Le Gouvernement Hollande après avoir beaucoup hésité et surtaxé les entreprises dans le cadre du collectif budgétaire 2012 s’est rendu à l’évidence en instaurant le crédit d’impôt compétitivité et décidé d’un important programme de coupes dans les dépenses publiques. Après avoir découvert les problèmes de compétitivité coût, il finira par découvrir les problèmes de compétitivité fiscale et il devra prendre des mesures pour alléger la fiscalité qui pèse sur le cycle de production.
Enfin si la haine de la finance avouée par François Hollande justifie à ses yeux la taxation des spéculateurs et l’encouragement des entrepreneurs innovateurs, il faudra bien qu’il considère froidement le rôle des investisseurs et la nécessité de ne pas créer une désincitation massive à l’investissement sur le territoire national. On ne peut, à la fois, déplorer l’envol des pigeons, et la perte de contrôle de nos actifs industriels au profit des Mittal, des émirs quataris et demain des oligarques russes, et mettre en œuvre une fiscalité du capital désincitatrice.

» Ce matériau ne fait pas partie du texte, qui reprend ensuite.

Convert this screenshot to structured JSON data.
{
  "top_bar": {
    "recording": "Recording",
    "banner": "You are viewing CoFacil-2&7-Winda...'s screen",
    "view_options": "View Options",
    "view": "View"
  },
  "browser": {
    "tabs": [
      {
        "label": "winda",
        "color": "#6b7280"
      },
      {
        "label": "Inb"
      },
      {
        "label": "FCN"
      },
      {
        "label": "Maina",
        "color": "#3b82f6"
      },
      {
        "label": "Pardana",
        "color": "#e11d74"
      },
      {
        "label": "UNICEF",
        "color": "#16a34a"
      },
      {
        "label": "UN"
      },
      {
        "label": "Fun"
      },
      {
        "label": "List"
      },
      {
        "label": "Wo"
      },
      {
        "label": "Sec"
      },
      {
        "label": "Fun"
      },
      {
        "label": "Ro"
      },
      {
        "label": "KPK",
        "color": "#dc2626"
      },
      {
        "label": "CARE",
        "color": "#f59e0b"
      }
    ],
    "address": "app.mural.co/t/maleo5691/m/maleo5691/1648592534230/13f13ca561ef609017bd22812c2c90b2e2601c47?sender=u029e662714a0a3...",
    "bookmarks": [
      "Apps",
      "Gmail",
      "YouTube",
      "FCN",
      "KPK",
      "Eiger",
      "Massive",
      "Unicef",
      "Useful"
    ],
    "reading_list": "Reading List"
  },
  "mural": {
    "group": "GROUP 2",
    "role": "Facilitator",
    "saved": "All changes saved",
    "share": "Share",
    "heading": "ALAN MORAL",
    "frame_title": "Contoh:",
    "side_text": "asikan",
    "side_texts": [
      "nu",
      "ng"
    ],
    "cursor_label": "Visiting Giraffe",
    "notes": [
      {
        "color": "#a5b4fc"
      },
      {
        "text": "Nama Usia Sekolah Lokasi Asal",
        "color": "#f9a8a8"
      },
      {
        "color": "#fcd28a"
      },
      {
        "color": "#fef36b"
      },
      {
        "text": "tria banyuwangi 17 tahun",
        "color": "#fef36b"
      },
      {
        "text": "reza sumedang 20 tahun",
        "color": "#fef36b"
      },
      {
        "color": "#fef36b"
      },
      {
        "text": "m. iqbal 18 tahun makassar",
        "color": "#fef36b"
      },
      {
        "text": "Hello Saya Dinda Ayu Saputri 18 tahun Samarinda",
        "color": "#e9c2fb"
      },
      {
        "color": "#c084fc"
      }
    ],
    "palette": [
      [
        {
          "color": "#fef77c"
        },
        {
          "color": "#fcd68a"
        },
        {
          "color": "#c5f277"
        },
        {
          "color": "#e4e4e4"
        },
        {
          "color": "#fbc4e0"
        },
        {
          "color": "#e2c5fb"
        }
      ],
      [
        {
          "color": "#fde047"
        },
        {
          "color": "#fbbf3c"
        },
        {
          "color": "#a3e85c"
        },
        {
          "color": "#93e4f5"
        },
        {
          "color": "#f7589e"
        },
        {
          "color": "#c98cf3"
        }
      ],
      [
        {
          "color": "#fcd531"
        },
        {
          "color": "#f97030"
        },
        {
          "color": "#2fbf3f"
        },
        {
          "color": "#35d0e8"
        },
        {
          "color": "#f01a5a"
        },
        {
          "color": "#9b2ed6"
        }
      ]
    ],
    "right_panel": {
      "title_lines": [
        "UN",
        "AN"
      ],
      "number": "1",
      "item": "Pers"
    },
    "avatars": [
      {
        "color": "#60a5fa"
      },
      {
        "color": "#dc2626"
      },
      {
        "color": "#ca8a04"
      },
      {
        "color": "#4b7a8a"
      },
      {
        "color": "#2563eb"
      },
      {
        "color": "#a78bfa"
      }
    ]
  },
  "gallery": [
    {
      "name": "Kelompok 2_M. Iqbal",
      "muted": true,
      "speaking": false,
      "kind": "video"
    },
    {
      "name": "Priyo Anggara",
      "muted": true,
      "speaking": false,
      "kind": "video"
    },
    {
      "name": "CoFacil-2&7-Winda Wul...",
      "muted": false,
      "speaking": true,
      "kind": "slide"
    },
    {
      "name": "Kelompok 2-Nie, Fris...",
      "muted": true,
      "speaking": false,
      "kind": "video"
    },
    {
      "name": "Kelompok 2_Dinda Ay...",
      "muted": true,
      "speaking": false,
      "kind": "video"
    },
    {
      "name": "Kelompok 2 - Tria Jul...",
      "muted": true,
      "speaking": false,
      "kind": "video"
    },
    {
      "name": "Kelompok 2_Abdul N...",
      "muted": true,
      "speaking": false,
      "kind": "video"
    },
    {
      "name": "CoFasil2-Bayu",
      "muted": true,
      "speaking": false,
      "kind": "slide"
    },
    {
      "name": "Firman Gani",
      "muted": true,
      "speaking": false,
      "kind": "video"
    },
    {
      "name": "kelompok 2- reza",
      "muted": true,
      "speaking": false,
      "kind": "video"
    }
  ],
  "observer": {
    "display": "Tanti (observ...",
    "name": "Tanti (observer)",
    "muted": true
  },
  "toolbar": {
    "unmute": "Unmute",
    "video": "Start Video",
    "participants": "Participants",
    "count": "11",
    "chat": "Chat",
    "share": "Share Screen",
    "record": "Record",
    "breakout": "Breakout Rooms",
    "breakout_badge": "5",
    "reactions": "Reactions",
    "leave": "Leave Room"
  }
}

L’impasse actuelle illustrée par l’Affaire Depardieu enflamme les passions et conduit certains députés socialistes et même l’actuel Ministre du Budget à évoquer une fiscalité du citoyen exilé fiscal ou à tout le moins une nouvelle version de l’exit tax inventée par Nicolas Sarkozy. Cette quête frénétique d’une matière fiscale à taxer butera sur les mêmes difficultés : comment distinguer un exilé fiscal d’un cadre en activité à l’étranger ?, comment faire accepter à nos partenaires une renégociation rapide des conventions fiscales ?, à quel niveau fixer la taxation forfaitaire ?. Là aussi c’est à l’épreuve des réalités de l’intégration européenne que ce Gouvernement finira par réaliser qu’on ne peut réclamer la fédéralisation de l’Europe et croire que nous resterons seuls maîtrs de notre politique fiscale. Une fois de plus à sa manière bravache, Gérard Depardieu, met le doigit sur les contradictions européennes de nos gouvernants.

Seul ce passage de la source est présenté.